Saturday, March 23, 2013

Top Ten Movies of 2012, Part 2

No time to waste. It's part 2 of the best 10 movies from last year.

8. Skyfall


I have been critical of Sam Mendes in the past, particularly of his vapid and self-indulgent (yet Oscar award-winning) family drama American Beauty. Mostly because that movie is fucking terrible. But the fears I had of his helming the most recent project involving the worlds most beloved spy were assuaged when I saw Skyfall.

Again starring the blonde Bond Daniel Craig, Skyfall immediately has the vibe of a departure from the Bond oeuvre as we witness 007 get shot and apparently fall to his death. Mendes succeeds here in mixing great action with acting and character development, elements often overlooked in similar successful blockbusters. And while the Asian/French female of the two Bond girls in the film is wasted and essentially meaningless, we are introduced to Eve, a sexy rookie spy played by Naomie Harris of 28 Days Later fame. Craig again shines as the smooth yet tortured Bond, and is successfully joined by Academy Award winners Judi Dench and the intensely creepy Javier Bardem.
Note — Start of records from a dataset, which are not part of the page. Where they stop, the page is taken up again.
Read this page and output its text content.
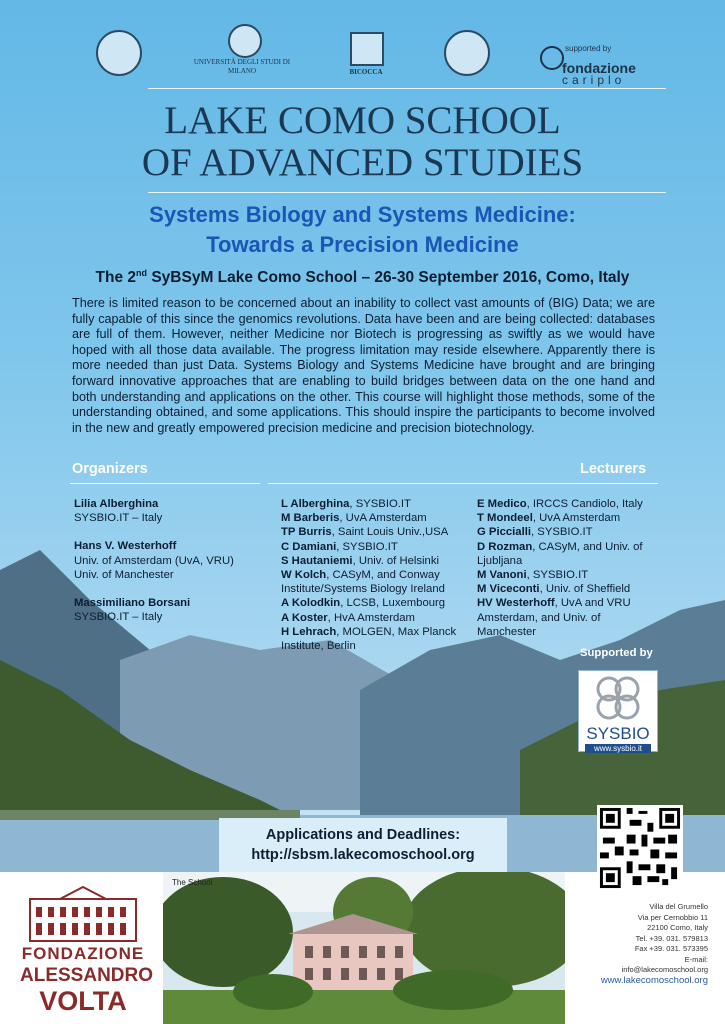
UNIVERSITÀ DEGLI STUDI DI MILANO	BICOCCA
supported by
fondazione
cariplo
LAKE COMO SCHOOL
OF ADVANCED STUDIES
Systems Biology and Systems Medicine:
Towards a Precision Medicine
The 2nd SyBSyM Lake Como School – 26-30 September 2016, Como, Italy
There is limited reason to be concerned about an inability to collect vast amounts of (BIG) Data; we are fully capable of this since the genomics revolutions. Data have been and are being collected: databases are full of them. However, neither Medicine nor Biotech is progressing as swiftly as we would have hoped with all those data available. The progress limitation may reside elsewhere. Apparently there is more needed than just Data. Systems Biology and Systems Medicine have brought and are bringing forward innovative approaches that are enabling to build bridges between data on the one hand and both understanding and applications on the other. This course will highlight those methods, some of the understanding obtained, and some applications. This should inspire the participants to become involved in the new and greatly empowered precision medicine and precision biotechnology.
Organizers	Lecturers
Lilia Alberghina
SYSBIO.IT – Italy
Hans V. Westerhoff
Univ. of Amsterdam (UvA, VRU)
Univ. of Manchester
Massimiliano Borsani
SYSBIO.IT – Italy
L Alberghina, SYSBIO.IT
M Barberis, UvA Amsterdam
TP Burris, Saint Louis Univ.,USA
C Damiani, SYSBIO.IT
S Hautaniemi, Univ. of Helsinki
W Kolch, CASyM, and Conway Institute/Systems Biology Ireland
A Kolodkin, LCSB, Luxembourg
A Koster, HvA Amsterdam
H Lehrach, MOLGEN, Max Planck Institute, Berlin
E Medico, IRCCS Candiolo, Italy
T Mondeel, UvA Amsterdam
G Piccialli, SYSBIO.IT
D Rozman, CASyM, and Univ. of Ljubljana
M Vanoni, SYSBIO.IT
M Viceconti, Univ. of Sheffield
HV Westerhoff, UvA and VRU Amsterdam, and Univ. of Manchester
Supported by
SYSBIO
www.sysbio.it
Applications and Deadlines:
http://sbsm.lakecomoschool.org
FONDAZIONE
ALESSANDRO
VOLTA
The School
Villa del Grumello
Via per Cernobbio 11
22100 Como, Italy
Tel. +39. 031. 579813
Fax +39. 031. 573395
E-mail: info@lakecomoschool.org
www.lakecomoschool.org
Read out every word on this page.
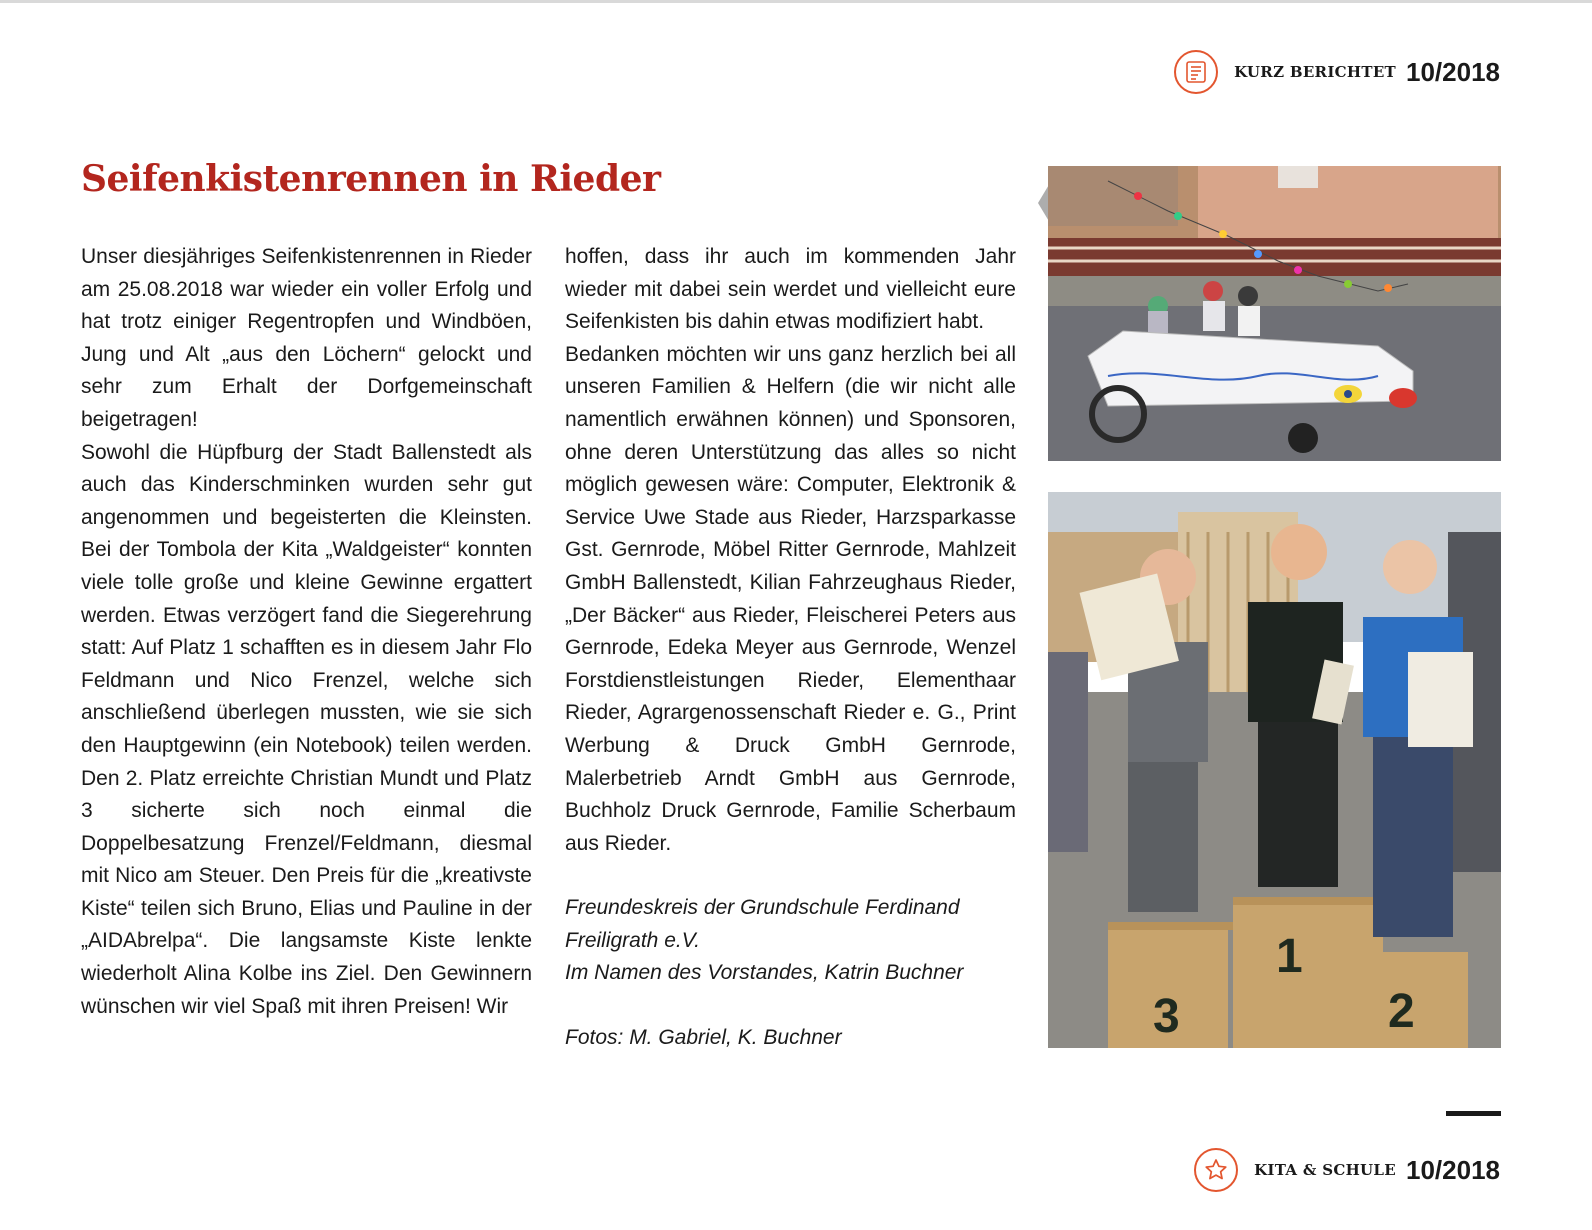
KURZ BERICHTET 10/2018
Seifenkistenrennen in Rieder

Unser diesjähriges Seifenkistenrennen in Rieder am 25.08.2018 war wieder ein voller Erfolg und hat trotz einiger Regentropfen und Windböen, Jung und Alt „aus den Löchern“ gelockt und sehr zum Erhalt der Dorfgemeinschaft beigetragen!

Sowohl die Hüpfburg der Stadt Ballenstedt als auch das Kinderschminken wurden sehr gut angenommen und begeisterten die Kleinsten. Bei der Tombola der Kita „Waldgeister“ konnten viele tolle große und kleine Gewinne ergattert werden. Etwas verzögert fand die Siegerehrung statt: Auf Platz 1 schafften es in diesem Jahr Flo Feldmann und Nico Frenzel, welche sich anschließend überlegen mussten, wie sie sich den Hauptgewinn (ein Notebook) teilen werden. Den 2. Platz erreichte Christian Mundt und Platz 3 sicherte sich noch einmal die Doppelbesatzung Frenzel/Feldmann, diesmal mit Nico am Steuer. Den Preis für die „kreativste Kiste“ teilen sich Bruno, Elias und Pauline in der „AIDAbrelpa“. Die langsamste Kiste lenkte wiederholt Alina Kolbe ins Ziel. Den Gewinnern wünschen wir viel Spaß mit ihren Preisen! Wir

hoffen, dass ihr auch im kommenden Jahr wieder mit dabei sein werdet und vielleicht eure Seifenkisten bis dahin etwas modifiziert habt.

Bedanken möchten wir uns ganz herzlich bei all unseren Familien & Helfern (die wir nicht alle namentlich erwähnen können) und Sponsoren, ohne deren Unterstützung das alles so nicht möglich gewesen wäre: Computer, Elektronik & Service Uwe Stade aus Rieder, Harzsparkasse Gst. Gernrode, Möbel Ritter Gernrode, Mahlzeit GmbH Ballenstedt, Kilian Fahrzeughaus Rieder, „Der Bäcker“ aus Rieder, Fleischerei Peters aus Gernrode, Edeka Meyer aus Gernrode, Wenzel Forstdienstleistungen Rieder, Elementhaar Rieder, Agrargenossenschaft Rieder e. G., Print Werbung & Druck GmbH Gernrode, Malerbetrieb Arndt GmbH aus Gernrode, Buchholz Druck Gernrode, Familie Scherbaum aus Rieder.

Freundeskreis der Grundschule Ferdinand
Freiligrath e.V.
Im Namen des Vorstandes, Katrin Buchner
Fotos: M. Gabriel, K. Buchner
1
2
3
KITA & SCHULE 10/2018
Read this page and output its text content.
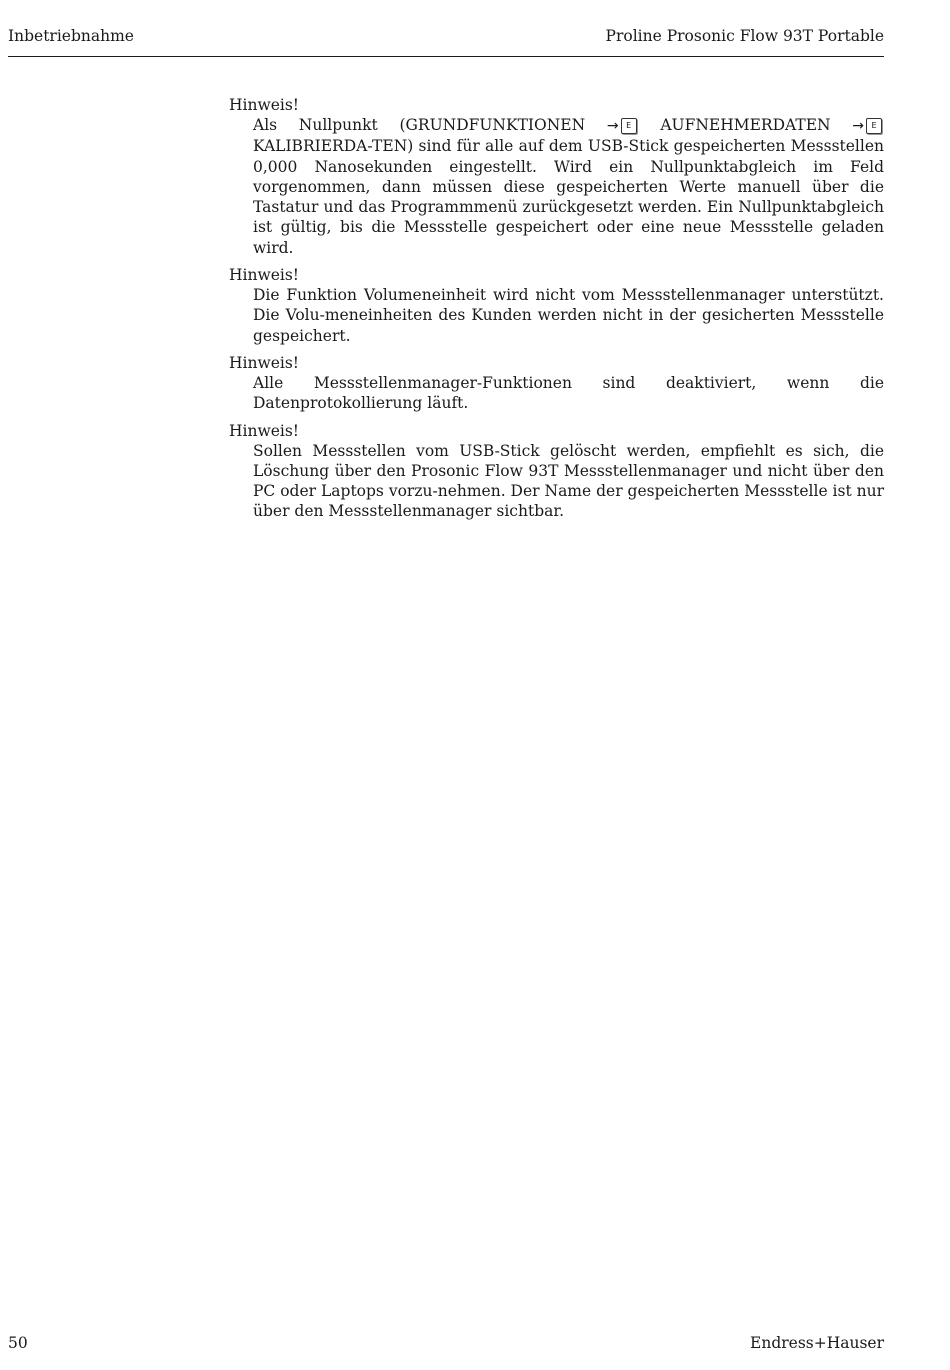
Inbetriebnahme	Proline Prosonic Flow 93T Portable
Hinweis!
Als Nullpunkt (GRUNDFUNKTIONEN → E AUFNEHMERDATEN → E KALIBRIERDA-TEN) sind für alle auf dem USB-Stick gespeicherten Messstellen 0,000 Nanosekunden eingestellt. Wird ein Nullpunktabgleich im Feld vorgenommen, dann müssen diese gespeicherten Werte manuell über die Tastatur und das Programmmenü zurückgesetzt werden. Ein Nullpunktabgleich ist gültig, bis die Messstelle gespeichert oder eine neue Messstelle geladen wird.
Hinweis!
Die Funktion Volumeneinheit wird nicht vom Messstellenmanager unterstützt. Die Volu-meneinheiten des Kunden werden nicht in der gesicherten Messstelle gespeichert.
Hinweis!
Alle Messstellenmanager-Funktionen sind deaktiviert, wenn die Datenprotokollierung läuft.
Hinweis!
Sollen Messstellen vom USB-Stick gelöscht werden, empfiehlt es sich, die Löschung über den Prosonic Flow 93T Messstellenmanager und nicht über den PC oder Laptops vorzu-nehmen. Der Name der gespeicherten Messstelle ist nur über den Messstellenmanager sichtbar.
50	Endress+Hauser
In addition to wondrous action scenes, the film also includes sly references to other films. When we're introduced to the primary villain, he slowly and methodically walks down a forest of computer machinery, akin to the final scene of Welles' The Third Man.



And earlier, when Bond gets an impromptu visit from a lovely young lady, they share a sexy asexual moment reminiscent of Angie Dickinson and John Wayne in Rio Bravo.

But most importantly, the way Mendes excels here is in creating a fun action film which finds a way to be emotionally compelling and artistically stunning.

7. Django Unchained


In 2003, Quentin Tarantino released Kill Bill Part I, in which an unnamed female assassin played by Uma Thurman begins her revenge on her former colleagues who had previously attempted to murder her. Later, in 2009, Tarantino took his revenge fantasy one step further with Inglourious Basterds, a retelling of World War II in which young soldiers are on the hunt for Nazi scalps. In 2012's Django Unchained, Tarantino's latest feature film, he again delves into revisionist history and revenge thrills, this time on behalf of the black slaves in America.



Django Unchained re-teams Tarantino with the  Oscar-winning star of Inglourious Basterds Christoph Waltz (in another film that netted him an Academy Award) and introduces Tarantino to two successful young actors in Leonardo DiCaprio and Jamie Foxx. While it lacks the rhetorical panache which opened the film Inglourious Basterds, Django combines majestic cinematography, quick-paced and witty dialogue (primarily by Waltz) and two of the year's most vile characters in Calvin Candie and Stephen. In the particularly brutal Mandingo-fighting related scenes we see the depths of the depravity, and Tarantino shows us the extent of what is truly at stake in this movie.